Les Français avaient bien engagé la lutte. La ligne de la Seine, grande route de Paris à Rouen, était à peu près dégagée. L'ennemi n'y occupait plus guère que Vernon, et cette place ne suffisait pas pour couper les communications de l'Ile-de-France avec la Normandie. Mais il s'en fallait de beaucoup que les Navarrais eussent perdu toute chance de vaincre. C'est à ce moment même, en effet, que le captai de Buch, après de longs préparatifs, débarquait enfin à Cherbourg avec ses bandes gasconnes. Quelques jours lui suffirent pour se rendre à Evreux, dont il fit son quartier général. Là se réunirent, outre d'anciens lieutenants de Charles le Mauvais, tels que Pierre de Sacquenville et Guillaume de Gauville, échappés de Meulan, des aventuriers depuis longtemps redoutés des populations normandes, le Bascon de Mareuil, Jean Jouel, Robert Sercot, Jacques Plantin, etc. Chacun avait amené sa petite troupe. Bientôt Jean de Grailly se vit à la tête de plus de 1.500 soldats, dont 700 hommes d'armes et 300 archers, tous gens éprouvés et qui tenaient ferme en bataille. Le roi ne pouvait lui opposer qu'un nombre à peine supérieur de combattants (de 2.000 à 2.500). Charles V avait dû, lui aussi, enrôler des routiers. Il avait notamment engagé le célèbre Arnaud de Cervoles, dit l'Archiprêtre, brigand sans foi ni loi sur la fidélité duquel il n'y avait guère moyen de compter. Il se pouvait fort bien que ce capitaine tournât au moment décisif contre le roi qui l'avait payé et se prononçât avec ses soldats, Gascons comme lui, pour le captai, son compatriote. En somme le général navarrais était plein d'espoir, et tout le monde autour de lui partageait sa confiance. Le 13 mai les deux reines Jeanne et Blanche de Navarre, veuves de Charles IV et de Philippe VI, et qui tenaient pour Charles le Mauvais, dont elles étaient l'une la tante, l'autre la sœur, lui donnèrent une grande fête au château de Vernon et célébrèrent .d'avance sa victoire. La première, qui malgré ses cinquante ans passés nourrissait l'espoir de plaire à Jean de Grailly, lui donna même un baiser. Trois jours après le captai était battu. Son armée n'existait plus et lui-même était prisonnier.
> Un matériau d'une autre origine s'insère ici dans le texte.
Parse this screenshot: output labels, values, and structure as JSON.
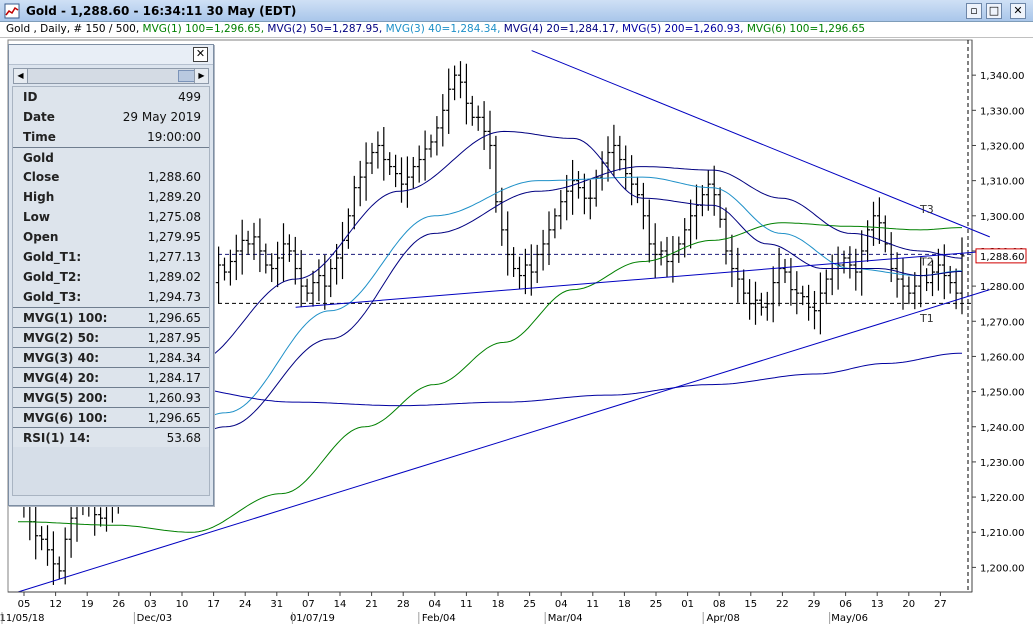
{
  "window": {
    "title": "Gold - 1,288.60 - 16:34:11  30 May (EDT)"
  },
  "legend": [
    {
      "text": "Gold , Daily, # 150 / 500, ",
      "color": "#000000"
    },
    {
      "text": "MVG(1) 100=1,296.65, ",
      "color": "#008000"
    },
    {
      "text": "MVG(2) 50=1,287.95, ",
      "color": "#000080"
    },
    {
      "text": "MVG(3) 40=1,284.34, ",
      "color": "#1e90c8"
    },
    {
      "text": "MVG(4) 20=1,284.17, ",
      "color": "#000080"
    },
    {
      "text": "MVG(5) 200=1,260.93, ",
      "color": "#0000a0"
    },
    {
      "text": "MVG(6) 100=1,296.65",
      "color": "#008000"
    }
  ],
  "data_window": {
    "rows": [
      {
        "label": "ID",
        "value": "499"
      },
      {
        "label": "Date",
        "value": "29 May 2019"
      },
      {
        "label": "Time",
        "value": "19:00:00"
      },
      {
        "label": "Gold",
        "value": "",
        "sep": true
      },
      {
        "label": "Close",
        "value": "1,288.60"
      },
      {
        "label": "High",
        "value": "1,289.20"
      },
      {
        "label": "Low",
        "value": "1,275.08"
      },
      {
        "label": "Open",
        "value": "1,279.95"
      },
      {
        "label": "Gold_T1:",
        "value": "1,277.13"
      },
      {
        "label": "Gold_T2:",
        "value": "1,289.02"
      },
      {
        "label": "Gold_T3:",
        "value": "1,294.73"
      },
      {
        "label": "MVG(1) 100:",
        "value": "1,296.65",
        "sep": true
      },
      {
        "label": "MVG(2) 50:",
        "value": "1,287.95",
        "sep": true
      },
      {
        "label": "MVG(3) 40:",
        "value": "1,284.34",
        "sep": true
      },
      {
        "label": "MVG(4) 20:",
        "value": "1,284.17",
        "sep": true
      },
      {
        "label": "MVG(5) 200:",
        "value": "1,260.93",
        "sep": true
      },
      {
        "label": "MVG(6) 100:",
        "value": "1,296.65",
        "sep": true
      },
      {
        "label": "RSI(1) 14:",
        "value": "53.68",
        "sep": true
      }
    ]
  },
  "chart_data": {
    "type": "candlestick-bar",
    "ylim": [
      1193,
      1350
    ],
    "yticks": [
      1200,
      1210,
      1220,
      1230,
      1240,
      1250,
      1260,
      1270,
      1280,
      1290,
      1300,
      1310,
      1320,
      1330,
      1340
    ],
    "ytick_labels": [
      "1,200.00",
      "1,210.00",
      "1,220.00",
      "1,230.00",
      "1,240.00",
      "1,250.00",
      "1,260.00",
      "1,270.00",
      "1,280.00",
      "1,290.00",
      "1,300.00",
      "1,310.00",
      "1,320.00",
      "1,330.00",
      "1,340.00"
    ],
    "last_price": 1288.6,
    "last_price_label": "1,288.60",
    "hlines": [
      1289.02,
      1275.08
    ],
    "xtick_labels": [
      "05",
      "12",
      "19",
      "26",
      "03",
      "10",
      "17",
      "24",
      "31",
      "07",
      "14",
      "21",
      "28",
      "04",
      "11",
      "18",
      "25",
      "04",
      "11",
      "18",
      "25",
      "01",
      "08",
      "15",
      "22",
      "29",
      "06",
      "13",
      "20",
      "27"
    ],
    "month_labels": [
      {
        "text": "11/05/18",
        "after_tick": 0
      },
      {
        "text": "Dec/03",
        "after_tick": 4
      },
      {
        "text": "01/07/19",
        "after_tick": 9
      },
      {
        "text": "Feb/04",
        "after_tick": 13
      },
      {
        "text": "Mar/04",
        "after_tick": 17
      },
      {
        "text": "Apr/08",
        "after_tick": 22
      },
      {
        "text": "May/06",
        "after_tick": 26
      }
    ],
    "annotations": [
      {
        "text": "T1",
        "price": 1271
      },
      {
        "text": "T2",
        "price": 1287
      },
      {
        "text": "T3",
        "price": 1302
      }
    ],
    "closes": [
      1225,
      1218,
      1213,
      1209,
      1208,
      1205,
      1201,
      1199,
      1208,
      1214,
      1218,
      1222,
      1219,
      1215,
      1214,
      1218,
      1222,
      1227,
      1230,
      1233,
      1236,
      1240,
      1243,
      1246,
      1244,
      1248,
      1253,
      1258,
      1262,
      1266,
      1270,
      1272,
      1275,
      1281,
      1286,
      1284,
      1287,
      1290,
      1293,
      1292,
      1294,
      1290,
      1286,
      1285,
      1288,
      1292,
      1290,
      1285,
      1280,
      1278,
      1281,
      1283,
      1280,
      1285,
      1288,
      1293,
      1300,
      1308,
      1311,
      1315,
      1318,
      1320,
      1316,
      1314,
      1312,
      1309,
      1311,
      1314,
      1316,
      1319,
      1321,
      1325,
      1330,
      1336,
      1340,
      1338,
      1332,
      1328,
      1328,
      1324,
      1320,
      1304,
      1296,
      1289,
      1285,
      1283,
      1286,
      1284,
      1289,
      1292,
      1296,
      1300,
      1304,
      1307,
      1310,
      1308,
      1305,
      1305,
      1311,
      1315,
      1318,
      1320,
      1316,
      1312,
      1309,
      1306,
      1300,
      1292,
      1289,
      1290,
      1287,
      1289,
      1292,
      1296,
      1300,
      1303,
      1306,
      1309,
      1306,
      1299,
      1290,
      1285,
      1282,
      1278,
      1275,
      1276,
      1274,
      1275,
      1281,
      1285,
      1284,
      1279,
      1278,
      1277,
      1274,
      1273,
      1278,
      1282,
      1285,
      1286,
      1288,
      1286,
      1284,
      1290,
      1296,
      1300,
      1298,
      1292,
      1285,
      1282,
      1280,
      1278,
      1280,
      1283,
      1281,
      1284,
      1286,
      1283,
      1281,
      1278,
      1288.6
    ],
    "series": [
      {
        "name": "MVG(1) 100",
        "color": "#008000",
        "anchors": [
          [
            0,
            1213
          ],
          [
            14,
            1212
          ],
          [
            25,
            1210
          ],
          [
            38,
            1221
          ],
          [
            50,
            1240
          ],
          [
            60,
            1252
          ],
          [
            70,
            1264
          ],
          [
            80,
            1279
          ],
          [
            90,
            1287
          ],
          [
            100,
            1293
          ],
          [
            110,
            1298
          ],
          [
            120,
            1297
          ],
          [
            130,
            1296
          ],
          [
            136,
            1296.65
          ]
        ]
      },
      {
        "name": "MVG(2) 50",
        "color": "#000080",
        "anchors": [
          [
            0,
            1220
          ],
          [
            15,
            1222
          ],
          [
            30,
            1240
          ],
          [
            45,
            1265
          ],
          [
            60,
            1295
          ],
          [
            75,
            1307
          ],
          [
            90,
            1314
          ],
          [
            100,
            1313
          ],
          [
            110,
            1305
          ],
          [
            120,
            1295
          ],
          [
            130,
            1290
          ],
          [
            136,
            1287.95
          ]
        ]
      },
      {
        "name": "MVG(3) 40",
        "color": "#1e90c8",
        "anchors": [
          [
            0,
            1224
          ],
          [
            15,
            1225
          ],
          [
            30,
            1244
          ],
          [
            45,
            1273
          ],
          [
            60,
            1300
          ],
          [
            75,
            1310
          ],
          [
            90,
            1311
          ],
          [
            100,
            1308
          ],
          [
            110,
            1295
          ],
          [
            120,
            1285
          ],
          [
            130,
            1283
          ],
          [
            136,
            1284.34
          ]
        ]
      },
      {
        "name": "MVG(4) 20",
        "color": "#000080",
        "anchors": [
          [
            0,
            1230
          ],
          [
            10,
            1235
          ],
          [
            25,
            1258
          ],
          [
            40,
            1282
          ],
          [
            55,
            1307
          ],
          [
            70,
            1324
          ],
          [
            80,
            1322
          ],
          [
            90,
            1305
          ],
          [
            100,
            1303
          ],
          [
            108,
            1292
          ],
          [
            116,
            1285
          ],
          [
            124,
            1285
          ],
          [
            130,
            1283
          ],
          [
            136,
            1284.17
          ]
        ]
      },
      {
        "name": "MVG(5) 200",
        "color": "#0000a0",
        "anchors": [
          [
            0,
            1254
          ],
          [
            20,
            1252
          ],
          [
            40,
            1247
          ],
          [
            55,
            1246
          ],
          [
            70,
            1247
          ],
          [
            85,
            1249
          ],
          [
            100,
            1252
          ],
          [
            115,
            1255
          ],
          [
            125,
            1258
          ],
          [
            136,
            1260.93
          ]
        ]
      }
    ],
    "trendlines": [
      {
        "from": [
          0,
          1193
        ],
        "to": [
          140,
          1279
        ],
        "color": "#0000c0"
      },
      {
        "from": [
          40,
          1274
        ],
        "to": [
          140,
          1290
        ],
        "color": "#0000c0"
      },
      {
        "from": [
          74,
          1347
        ],
        "to": [
          140,
          1294
        ],
        "color": "#0000c0"
      }
    ]
  }
}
Le chef des Navarrais avait entendu dire que les Français, qui s'étaient assemblés à Rouen, voulaient passer la Seine à Pont-de-l'Arche[9] pour attaquer le comté d'Evreux. Son premier mouvement fut de se porter vers le fleuve pour les empêcher de le franchir. Mais dès le 14 mai le héraut anglais Faucon, qui venait de les quitter, lui apprit qu'ils avaient déjà dépassé Pont-de-l'Arche. Il lui dit aussi qu'ils étaient environ 1500, et que non seulement Arnaud de Cervoles, mais un des plus grands seigneurs de l'Aquitaine, le sire d'Albret, servait parmi eux. Par ma foi, s'écria le captal, Gascons contre Gascons s'éprouveront. Et Faucon lui ayant dit que le roi de France était parti pour se faire sacrer : Je pourrai bien, repartit-il, avec l'aide de Dieu et de saint George, prévenir son couronnement. En attendant il ne savait trop où se porter pour atteindre l'ennemi et il errait entre Vernon, Evreux et Pacy[10], ne sachant trop sur lequel de ces trois points se dirigeait du Guesclin. Dans son incertitude, il finit par prendre une bonne position, à peu près à égale distance des trois villes qu'il voulait protéger. Il s'établit dans la journée du 15 mai et se retrancha fortement près du village de Cocherel, sur une hauteur dominant la rive droite de l'Eure, avec la résolution bien arrêtée de ne pas descendre en plaine si l'ennemi venait l'attaquer et de conserver l'avantage du terrain. A ce moment du Guesclin, qui, tout en lui dérobant sa marche, n'avait perdu, grâce à ses éclaireurs, aucun des mouvements des Navarrais, arrivait en face de lui et campait de l'autre côté de l'Eure, entre cette rivière et son affluent l'Iton. Une bataille était inévitable. Chacun s'y prépara de son mieux.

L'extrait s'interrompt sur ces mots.